ISIS Serukan Anggotanya Untuk Serang Palestina, Iran Hingga Saudi Arabia

Foto ilustrasi ISIS

Kelompok Islamic State of Iraq and al-Sham (ISIS) mengeluarkan seruan bagi anggotanya untuk menyerang Palestina, Iran, Mesir, Saudi Arabia dan negara-negara Arab lainya yang mereka anggap murtad. Selain negara-negara Arab tersebut, ISIS juga menyerukan agar anggotanya menyerang Eropa dan Amerika Utara.
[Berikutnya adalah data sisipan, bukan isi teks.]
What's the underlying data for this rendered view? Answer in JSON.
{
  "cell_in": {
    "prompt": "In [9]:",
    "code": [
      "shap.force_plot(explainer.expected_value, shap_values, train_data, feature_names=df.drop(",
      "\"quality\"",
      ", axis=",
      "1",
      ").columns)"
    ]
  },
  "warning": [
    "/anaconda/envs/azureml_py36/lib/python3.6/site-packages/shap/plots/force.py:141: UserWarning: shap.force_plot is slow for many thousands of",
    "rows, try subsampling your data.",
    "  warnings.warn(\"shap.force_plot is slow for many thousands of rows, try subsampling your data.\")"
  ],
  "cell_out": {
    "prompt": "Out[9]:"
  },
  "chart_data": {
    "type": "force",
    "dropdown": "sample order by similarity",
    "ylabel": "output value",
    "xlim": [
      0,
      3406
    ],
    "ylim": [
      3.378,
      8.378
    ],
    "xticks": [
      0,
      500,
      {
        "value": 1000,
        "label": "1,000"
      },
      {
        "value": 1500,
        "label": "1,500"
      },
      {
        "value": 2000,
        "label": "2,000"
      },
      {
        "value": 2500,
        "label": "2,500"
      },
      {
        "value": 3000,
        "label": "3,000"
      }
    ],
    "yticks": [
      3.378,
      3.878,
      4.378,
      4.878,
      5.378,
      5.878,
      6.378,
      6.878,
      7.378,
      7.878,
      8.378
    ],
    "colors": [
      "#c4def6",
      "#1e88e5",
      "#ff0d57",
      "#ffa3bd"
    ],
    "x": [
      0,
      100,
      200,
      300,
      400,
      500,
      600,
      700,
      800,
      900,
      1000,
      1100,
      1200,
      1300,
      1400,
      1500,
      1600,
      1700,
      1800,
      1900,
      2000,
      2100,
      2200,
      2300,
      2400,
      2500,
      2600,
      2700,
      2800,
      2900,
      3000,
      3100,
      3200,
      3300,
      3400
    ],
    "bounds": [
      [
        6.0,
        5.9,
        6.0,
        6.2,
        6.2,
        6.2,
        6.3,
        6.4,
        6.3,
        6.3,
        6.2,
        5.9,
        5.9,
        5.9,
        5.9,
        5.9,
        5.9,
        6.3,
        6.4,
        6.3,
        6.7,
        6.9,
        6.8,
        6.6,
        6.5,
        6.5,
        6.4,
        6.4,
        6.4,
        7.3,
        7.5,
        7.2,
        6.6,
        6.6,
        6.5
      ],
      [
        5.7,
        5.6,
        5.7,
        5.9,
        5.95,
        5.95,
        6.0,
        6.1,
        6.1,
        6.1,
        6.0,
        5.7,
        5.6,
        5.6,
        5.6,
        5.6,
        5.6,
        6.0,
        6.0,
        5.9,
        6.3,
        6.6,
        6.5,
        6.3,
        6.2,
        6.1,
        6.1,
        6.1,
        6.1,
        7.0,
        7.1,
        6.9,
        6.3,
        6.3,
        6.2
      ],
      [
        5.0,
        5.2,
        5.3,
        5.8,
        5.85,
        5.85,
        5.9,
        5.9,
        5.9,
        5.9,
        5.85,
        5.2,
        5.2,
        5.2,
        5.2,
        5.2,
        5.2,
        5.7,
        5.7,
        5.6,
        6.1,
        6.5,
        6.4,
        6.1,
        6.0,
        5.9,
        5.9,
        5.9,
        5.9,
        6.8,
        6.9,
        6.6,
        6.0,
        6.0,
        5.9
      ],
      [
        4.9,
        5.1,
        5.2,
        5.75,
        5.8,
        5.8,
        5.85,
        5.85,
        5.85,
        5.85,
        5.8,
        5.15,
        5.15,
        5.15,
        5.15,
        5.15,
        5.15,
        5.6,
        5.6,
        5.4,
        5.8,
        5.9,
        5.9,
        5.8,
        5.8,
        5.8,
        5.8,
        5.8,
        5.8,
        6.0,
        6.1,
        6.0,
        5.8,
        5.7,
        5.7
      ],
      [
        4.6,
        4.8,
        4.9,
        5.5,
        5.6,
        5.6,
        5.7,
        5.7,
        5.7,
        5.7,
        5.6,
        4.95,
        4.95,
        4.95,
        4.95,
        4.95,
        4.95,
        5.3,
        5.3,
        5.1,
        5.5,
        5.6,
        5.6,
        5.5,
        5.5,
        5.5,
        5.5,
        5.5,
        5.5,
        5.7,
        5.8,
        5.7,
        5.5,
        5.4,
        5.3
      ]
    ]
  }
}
Melalui rekaman suara berdurasi beberapa jam dan menyebar melalui aplikasi pesan Telegram, juru bicara ISIS, Abu Hassan Al-Muhajir, meminta seluruh anggota kelompok teroris tersebut agar mencurahkan amarah terhadap pemimpin negara Arab. Ini merupakan pernyataan hasutan pertama ISIS dalam sebulan sepuluh bulan terakhir setelah kelompok tersebut mengalami banyak kekalahan di Irak dan Suriah.

Negara-negara Arab dijadikan target karena kelompok itu ingin fokus berperang di “dekat rumah”. “Tidak ada perbedaan antara memerangi para pemimpin Arab Saudi, Mesir, Iran dan Palestina dan sekutu Tentara Salib Amerika mereka, atau Rusia atau Eropa. Mereka pantas diperlakukan lebih keras lagi karena negara Arab ini lebih ganas dan kejam terhadap Islam,” ujar Al-Muhajir, dalam pernyataannya yang dikutip The New York Times, Senin (23/4/2018).

Dalam rekaman itu , ISIS juga menyerukan serangan terhadap Irak yang akan melangsungkan pemilihan umum pada 12 Mei mendatang. Al-Muhajir mengatakan siapa saja yang bekerja sama dengan pemerintah Irak akan menjadi target serangan kelompoknya. Tak hanya Syiah yang dianggapnya sesat, Al-Muhajir juga menyerukan pejuang ISIS untuk lebih banyak membunuh penganut Suni yang patuh pada pemerintah Irak di Irak.

“Tempat-tempat pemungutan suara dan orang-orang di di dalamnya menjadi target pedang kami. Jadi menjauh lah, jangan mendekati tempat-tempat itu,” kata Al-Muhajir.

Sekitar bulan Juni 2017, ISIS melalui Al-Muhajir juga merilis pidato yang mengulas sejarah pasukan Islam yang menang perang meski kalah jumlah. Dalam pidato itu, dia menyerukan serangan ala “lone wolf” di Eropa, termasuk di Rusia. Rekaman suara pidato pada Juni itu menggemakan pidato juru bicara ISIS sebelumnya, Abu Muhammad al-Adnani, yang menyebar hasutan kekerasan global.

Dilansir The New York Times, pengamat kebijakan Timur Tengah dari Institut Tahrir, Hassan Hassan, mengatakan seruan terbaru ISIS ini menunjukkan bahwa kelompok teroris itu berupaya untuk tetap eksis dengan kembali ke tujuan awalnya, yakni sebagai pemberontak di kawasan.

“Seruan ini sejalan dengan langkah-langkah ISIS belakangan ini untuk menjadi gerakan yang lebih internal,” kicau Hassan melalui akun Twitternya.